Film majeur dans la filmographie de Woody Allen. Avec sa fantaisie décontractée, le réalisateur réalise ici un bijou de cinéma jubilatoire, une œuvre éclatante de confiance dans son art.
L'histrion exhibitionniste se met en scène, et nous ballade constamment entre la fiction et le commentaire, l'adresse directe (premier plan) ou l'apostrophe au spectateur (dans la queue au cinéma), des incursions fantasmatiques de la réalité (Marshall Mac Luhan "sorti du chapeau" dans la scène précitée au cinéma), de la mémoire (scènes d'enfance, repas familiaux), le téléscopage des temporalités (ses camarades d'école, qui disent, en classe, ce qu'ils "sont devenus").
Tout est possible, et il joue avec quantité de techniques pour nous entraîner dans les différentes strates de son imaginaire, avec sa distance humoristique (split-screen et dialogue entre les deux familles d'un écran à l'autre, dialogues de leur premier flirt avec inscription à l'écran du sous-texte de leurs pensées…). On retrouvera ce jeu fasciné dans "The purple rose of Cairo", huit ans plus tard.

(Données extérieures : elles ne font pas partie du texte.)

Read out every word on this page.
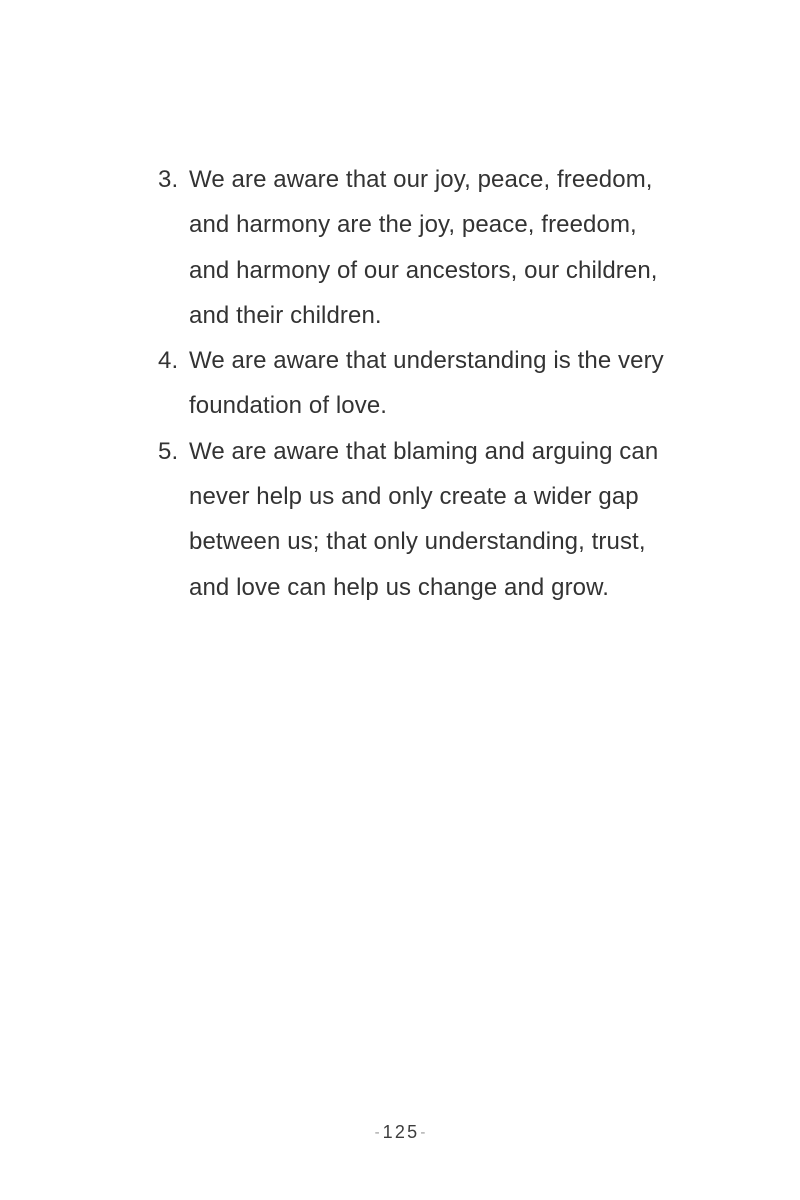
3. We are aware that our joy, peace, freedom,
and harmony are the joy, peace, freedom,
and harmony of our ancestors, our children,
and their children.
4. We are aware that understanding is the very
foundation of love.
5. We are aware that blaming and arguing can
never help us and only create a wider gap
between us; that only understanding, trust,
and love can help us change and grow.
- 125-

C'est le film d'un fou de cinéma : cinéphile (ils vont voir des films de Bergman, Ophuls…), mais aussi génie débordant de créativité (scènes burlesques comme celle où il démarre sa voiture et part en marche arrière). Les scènes de l'enfance au début donnent une clé de compréhension fondamentale : Alvin/Woody y est présenté comme un enfant qui aime s'immerger dans son univers imaginaire. La jubilation vient de ce que Woody se sent bien dans sa vie rêvée, et nous la fait partager.
Avec ce film, Woody s'impose. Alvin est constamment à imposer sa personne, mais avec une incroyable énergie vitale, un talent indéniable et un humour… juif. Film autobiographique, mais Alvin est quand même un personnage, et en tant que tel, la première victime de ses stratagèmes, dans la mesure où Woody fait réellement exister les autres personnages, qui peuvent se moquer un peu des névroses obsessionnelles de son double (Alvin n'est pas omnipotent, omniscient).
Woody a un côté un peu agressif, un peu macho, qui va bien avec son côté "adolescent attardé" ; il a un constant besoin de s'affirmer et pour cela, Annie Hall lui convient : avec elle, il peut frimer en s'attaquant à une araignée dans la salle de bain.
Le registre principal est celui de la comédie, mais sous-jacents, la vision existentielle pessimiste, l'angoisse de la finitude, la nostalgie d'amours passés, donnent de la profondeur à ce film que j'adore.
Une séquence-clé du film : quand Annie lui demande sur l'oreiller de passer un moment ensemble, il lui propose directement, et sans aucun scrupule, une virée à trois, avec son meilleur pote, dans le quartier de son enfance. Il va lui montrer ce qui prime pour lui : le cinéma (les souvenirs de son enfance qu'il fait vivre "en direct" à Annie Hall), avec les gens de son équipe (Rob) qui l'acceptent tel qu'il est, narcissique et génial. Cette lecture est confirmée dans la scène suivante dans le cabaret, où Diane Keaton semble ne chanter que pour lui, avec mélancolie, la vérité amère de son être.